Customizing a site. Many "portal" sites let you customize the look of main page. They use cookies to remember what you wanted, so that you get that result initially for the next time. I'll give an example like this later in this section of the tutorial.

Focusing advertising. The search engine charge their customers much more for displaying "directed" ads than "random" ads. That is, if you do a search on "Java Servlets", a search site can charge much more for an ad for the servlets development environment than an ad for an on-line travel agent. On the other hand, if the search had been "Bali Hotels", the situation would be the reversed. The problem is that they have to show a random ad when you first arrive and haven't yet performed the search, as well as when you search on something that doesn't match any ad categories. Cookies let them remember "Oh, that's the person who was searching for such and such previously" and displays an appropriate (read "high priced") ad instead of a random (read "cheap") one.

Creating Cookies

A Cookie is created by calling Cookie constructor, which takes two string: the cookie name and the cookie value

The following example describes how to create a cookie

Cookie userCookie = new Cookie("user", "uid1234"); response.addCookie(userCookie);

URLRewriting

URLRewriting can be used in place where we don't want to use cookies.

It is used to maintain the session. Whenever the browser sends a request then it is always interpreted as a new request because http protocol is a stateless protocol as it is not persistent.
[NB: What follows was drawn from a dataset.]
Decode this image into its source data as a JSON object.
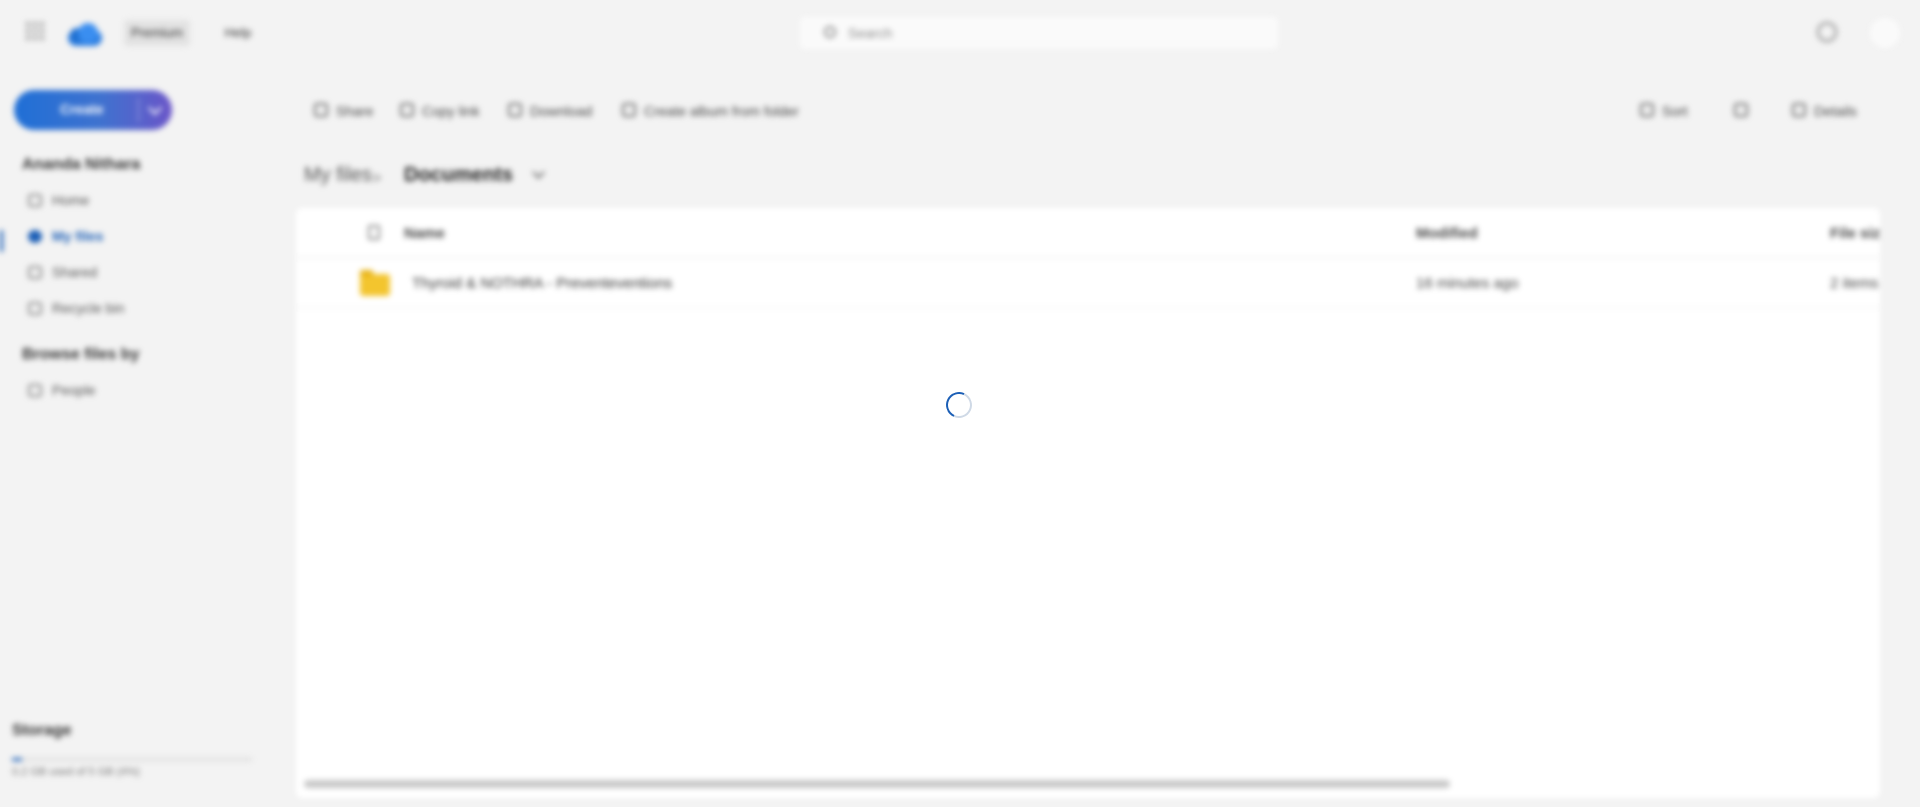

Whenever we want that out request object to stay alive till we decide to end the request object then, there we use the concept of session tracking.

In session tracking firstly a session object is created when the first request goes to the server. Then server creates a token which will be used to maintain the session.

The token is transmitted to the client by the response object and gets stored on the client machine. By default the server creates a cookie and the cookie get stored on the client machine.